On Oct 4, 2004, at 8:38 PM, Rodlox wrote:
>> I think a-e ligature stands for Latin ae [aj] and for when Latin
>> borrows
>> Greek ai (same diphthong). The o-e lig is Latin oe, Greek oi [oj].

>  okay, now that that issue has been clarified (much thanks,
> everyone!)
> those sounds occur in Hebrew?  Roman-era, basically.

Quoting from a previous message...

	From: 	  [log in to unmask]
	Subject: 	Re: [CONLANG] Hebrew?
	Date: 	October 1, 2004 11:24:35 AM IDT
	To: 	  [log in to unmask]

On Oct 1, 2004, at 10:59 AM, Rodlox wrote:
>> On Oct 1, 2004, at 2:49 AM, Rodlox wrote:
>>>> Your message came through to my computer with a lower-case aesh and
>>>> a
>>>> capital aesh, and then a lowercase OE ligature ("oesh"?).  Those
>>>> don't
>>>> seem to make sense in context, so what were you actually asking
>>>> about?

>>>  one looks like a conjoined  AE....and hte other, like a conjoined
>>> OE.
>>>  btw, what's a "ligature"? *curious*

>> Oh, then that *is* what you meant?
>> "ligature" = more than one letter written as one.  i.e. your
>> 'conjoined' letters.
>> So the question is, what *sounds* do you mean by AE and OE?  I can
>> think of a number of possibilities for each one, based on their use in
>> Latin, Old English, Modern English, French, and other languages.

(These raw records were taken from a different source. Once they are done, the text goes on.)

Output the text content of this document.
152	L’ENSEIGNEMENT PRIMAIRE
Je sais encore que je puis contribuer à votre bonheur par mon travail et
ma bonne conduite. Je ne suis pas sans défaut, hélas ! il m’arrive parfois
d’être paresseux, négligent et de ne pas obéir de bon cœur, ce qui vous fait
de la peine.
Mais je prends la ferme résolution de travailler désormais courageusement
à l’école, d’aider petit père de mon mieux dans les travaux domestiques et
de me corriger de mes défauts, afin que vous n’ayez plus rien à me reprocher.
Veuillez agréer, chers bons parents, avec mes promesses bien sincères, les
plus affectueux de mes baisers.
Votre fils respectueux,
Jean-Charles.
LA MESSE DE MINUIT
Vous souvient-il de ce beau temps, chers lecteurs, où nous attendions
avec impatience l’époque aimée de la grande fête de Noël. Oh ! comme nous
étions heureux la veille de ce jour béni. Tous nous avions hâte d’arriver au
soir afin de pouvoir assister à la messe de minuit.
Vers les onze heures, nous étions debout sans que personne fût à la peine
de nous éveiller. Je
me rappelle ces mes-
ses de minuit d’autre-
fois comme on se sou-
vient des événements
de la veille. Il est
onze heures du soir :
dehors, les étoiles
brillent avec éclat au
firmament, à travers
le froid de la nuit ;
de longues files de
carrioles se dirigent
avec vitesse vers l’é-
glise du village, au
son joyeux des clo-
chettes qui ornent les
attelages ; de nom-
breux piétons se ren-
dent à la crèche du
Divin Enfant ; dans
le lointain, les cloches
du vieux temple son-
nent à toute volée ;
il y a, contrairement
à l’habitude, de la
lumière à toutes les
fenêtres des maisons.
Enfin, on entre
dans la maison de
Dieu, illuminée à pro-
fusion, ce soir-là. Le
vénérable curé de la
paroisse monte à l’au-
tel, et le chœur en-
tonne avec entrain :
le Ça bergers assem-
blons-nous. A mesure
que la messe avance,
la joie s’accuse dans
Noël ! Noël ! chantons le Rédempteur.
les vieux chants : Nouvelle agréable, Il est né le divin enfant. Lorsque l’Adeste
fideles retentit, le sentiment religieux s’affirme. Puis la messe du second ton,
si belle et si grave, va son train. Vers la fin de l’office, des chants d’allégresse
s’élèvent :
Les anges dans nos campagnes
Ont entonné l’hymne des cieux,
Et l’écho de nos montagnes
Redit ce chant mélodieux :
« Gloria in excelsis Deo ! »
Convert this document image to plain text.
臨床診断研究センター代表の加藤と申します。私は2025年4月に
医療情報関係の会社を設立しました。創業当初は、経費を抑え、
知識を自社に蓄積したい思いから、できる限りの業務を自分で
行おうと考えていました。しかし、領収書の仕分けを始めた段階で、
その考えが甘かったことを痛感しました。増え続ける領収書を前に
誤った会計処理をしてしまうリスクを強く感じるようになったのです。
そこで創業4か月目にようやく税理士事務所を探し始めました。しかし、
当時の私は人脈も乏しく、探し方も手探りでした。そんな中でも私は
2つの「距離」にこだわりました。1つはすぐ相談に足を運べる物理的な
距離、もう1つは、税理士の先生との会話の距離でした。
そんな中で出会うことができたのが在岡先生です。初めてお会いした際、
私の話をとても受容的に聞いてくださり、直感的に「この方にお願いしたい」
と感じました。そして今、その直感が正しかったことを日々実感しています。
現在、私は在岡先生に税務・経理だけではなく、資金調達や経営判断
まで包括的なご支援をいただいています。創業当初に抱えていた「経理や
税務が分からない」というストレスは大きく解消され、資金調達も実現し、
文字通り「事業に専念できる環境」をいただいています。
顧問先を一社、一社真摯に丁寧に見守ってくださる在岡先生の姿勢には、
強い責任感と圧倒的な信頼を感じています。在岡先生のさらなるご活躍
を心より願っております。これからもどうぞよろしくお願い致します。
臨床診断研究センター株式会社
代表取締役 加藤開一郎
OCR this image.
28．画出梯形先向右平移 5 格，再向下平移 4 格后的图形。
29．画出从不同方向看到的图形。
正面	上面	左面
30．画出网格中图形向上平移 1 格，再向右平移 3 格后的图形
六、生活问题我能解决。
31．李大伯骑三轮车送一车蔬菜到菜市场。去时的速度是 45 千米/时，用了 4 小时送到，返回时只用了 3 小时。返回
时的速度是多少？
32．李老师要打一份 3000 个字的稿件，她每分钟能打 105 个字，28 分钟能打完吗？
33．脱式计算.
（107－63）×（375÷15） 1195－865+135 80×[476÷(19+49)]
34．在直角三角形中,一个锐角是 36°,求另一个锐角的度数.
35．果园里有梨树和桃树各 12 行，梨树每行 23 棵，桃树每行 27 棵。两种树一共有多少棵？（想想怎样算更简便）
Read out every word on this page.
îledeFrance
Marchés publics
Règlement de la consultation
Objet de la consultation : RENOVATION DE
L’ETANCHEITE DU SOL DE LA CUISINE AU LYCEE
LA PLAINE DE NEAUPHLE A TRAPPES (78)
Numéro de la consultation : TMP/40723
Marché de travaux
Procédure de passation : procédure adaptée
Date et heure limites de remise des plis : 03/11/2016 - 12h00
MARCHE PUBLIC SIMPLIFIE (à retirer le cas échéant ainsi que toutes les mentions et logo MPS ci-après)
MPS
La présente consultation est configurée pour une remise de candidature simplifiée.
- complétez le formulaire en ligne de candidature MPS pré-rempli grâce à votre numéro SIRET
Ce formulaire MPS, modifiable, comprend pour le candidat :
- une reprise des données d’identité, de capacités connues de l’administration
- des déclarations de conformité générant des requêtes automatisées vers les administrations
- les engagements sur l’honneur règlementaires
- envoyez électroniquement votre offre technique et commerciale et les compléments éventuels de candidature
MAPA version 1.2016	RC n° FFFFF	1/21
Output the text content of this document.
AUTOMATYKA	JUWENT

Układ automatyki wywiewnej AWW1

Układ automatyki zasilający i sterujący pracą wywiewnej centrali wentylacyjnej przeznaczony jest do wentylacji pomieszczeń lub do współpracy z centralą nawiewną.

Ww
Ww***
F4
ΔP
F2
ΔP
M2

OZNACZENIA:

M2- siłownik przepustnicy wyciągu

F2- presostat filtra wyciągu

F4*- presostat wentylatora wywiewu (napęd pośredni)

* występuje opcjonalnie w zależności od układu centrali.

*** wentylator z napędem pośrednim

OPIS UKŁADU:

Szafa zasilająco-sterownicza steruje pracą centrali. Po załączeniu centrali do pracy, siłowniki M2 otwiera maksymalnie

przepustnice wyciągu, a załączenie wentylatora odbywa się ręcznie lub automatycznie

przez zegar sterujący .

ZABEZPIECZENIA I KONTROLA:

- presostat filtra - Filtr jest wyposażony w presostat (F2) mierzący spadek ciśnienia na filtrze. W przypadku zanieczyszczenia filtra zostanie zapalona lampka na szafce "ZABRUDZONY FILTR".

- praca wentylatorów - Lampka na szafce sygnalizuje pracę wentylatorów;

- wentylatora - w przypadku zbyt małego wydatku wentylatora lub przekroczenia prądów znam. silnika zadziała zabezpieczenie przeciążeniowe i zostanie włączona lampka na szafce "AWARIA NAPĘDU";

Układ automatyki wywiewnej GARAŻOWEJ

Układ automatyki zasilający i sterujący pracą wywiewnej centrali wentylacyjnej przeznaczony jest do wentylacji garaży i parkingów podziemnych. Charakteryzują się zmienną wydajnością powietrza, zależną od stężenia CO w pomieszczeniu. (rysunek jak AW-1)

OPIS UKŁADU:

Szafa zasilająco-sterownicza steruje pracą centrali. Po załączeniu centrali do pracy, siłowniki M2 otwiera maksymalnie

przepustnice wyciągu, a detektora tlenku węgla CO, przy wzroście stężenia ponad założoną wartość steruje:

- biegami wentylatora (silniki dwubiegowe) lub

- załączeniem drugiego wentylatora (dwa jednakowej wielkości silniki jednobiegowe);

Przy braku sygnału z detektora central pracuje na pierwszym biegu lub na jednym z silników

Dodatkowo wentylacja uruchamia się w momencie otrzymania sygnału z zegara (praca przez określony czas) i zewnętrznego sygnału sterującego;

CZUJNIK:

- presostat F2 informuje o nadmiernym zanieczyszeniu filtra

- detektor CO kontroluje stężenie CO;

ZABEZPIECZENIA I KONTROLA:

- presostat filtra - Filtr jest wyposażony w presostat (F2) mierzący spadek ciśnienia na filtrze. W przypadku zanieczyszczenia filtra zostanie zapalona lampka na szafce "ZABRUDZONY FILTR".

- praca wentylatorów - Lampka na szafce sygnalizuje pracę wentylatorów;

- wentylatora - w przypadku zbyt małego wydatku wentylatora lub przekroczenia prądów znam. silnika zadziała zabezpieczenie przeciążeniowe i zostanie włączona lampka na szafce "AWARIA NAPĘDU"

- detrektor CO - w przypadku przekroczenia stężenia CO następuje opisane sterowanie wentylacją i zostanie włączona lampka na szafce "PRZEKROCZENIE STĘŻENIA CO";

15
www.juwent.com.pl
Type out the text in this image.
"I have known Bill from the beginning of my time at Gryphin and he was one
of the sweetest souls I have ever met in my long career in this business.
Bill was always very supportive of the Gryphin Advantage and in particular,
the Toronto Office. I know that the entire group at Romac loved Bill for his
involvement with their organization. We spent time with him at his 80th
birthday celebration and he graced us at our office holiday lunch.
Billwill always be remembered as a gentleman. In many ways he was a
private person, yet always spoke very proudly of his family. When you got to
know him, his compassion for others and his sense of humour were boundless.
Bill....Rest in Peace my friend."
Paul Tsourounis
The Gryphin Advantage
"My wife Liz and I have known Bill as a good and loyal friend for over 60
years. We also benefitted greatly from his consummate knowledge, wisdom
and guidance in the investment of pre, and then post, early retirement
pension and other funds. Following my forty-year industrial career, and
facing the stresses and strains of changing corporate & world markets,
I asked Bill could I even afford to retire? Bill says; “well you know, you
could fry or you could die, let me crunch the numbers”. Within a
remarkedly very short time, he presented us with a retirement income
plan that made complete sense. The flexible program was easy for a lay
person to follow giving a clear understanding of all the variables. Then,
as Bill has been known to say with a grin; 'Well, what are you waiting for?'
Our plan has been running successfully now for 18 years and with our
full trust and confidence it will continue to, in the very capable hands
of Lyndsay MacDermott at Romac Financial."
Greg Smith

>  the sounds of Latin/Classical Greek/Hebrew.

Okay, i don't know about Greek, but from what i've read, in Latin, |ae|
and |oe| (sometimes spelled ligature'd) represented /aj/ and /oj/, i.e.
diphthongs beginning with /a/ (for AE) and /o/ (for OE) and ending at
/i/.  Hebrew does have these sounds.

For example:
_day_ /daj/ (sounds like English "die" in my dialect) = "enough"
_goy_ /goj/ = "nation" or "Non-Jew"

-Stephen (Steg)
  "it's easier to ask forgiveness than to get permission."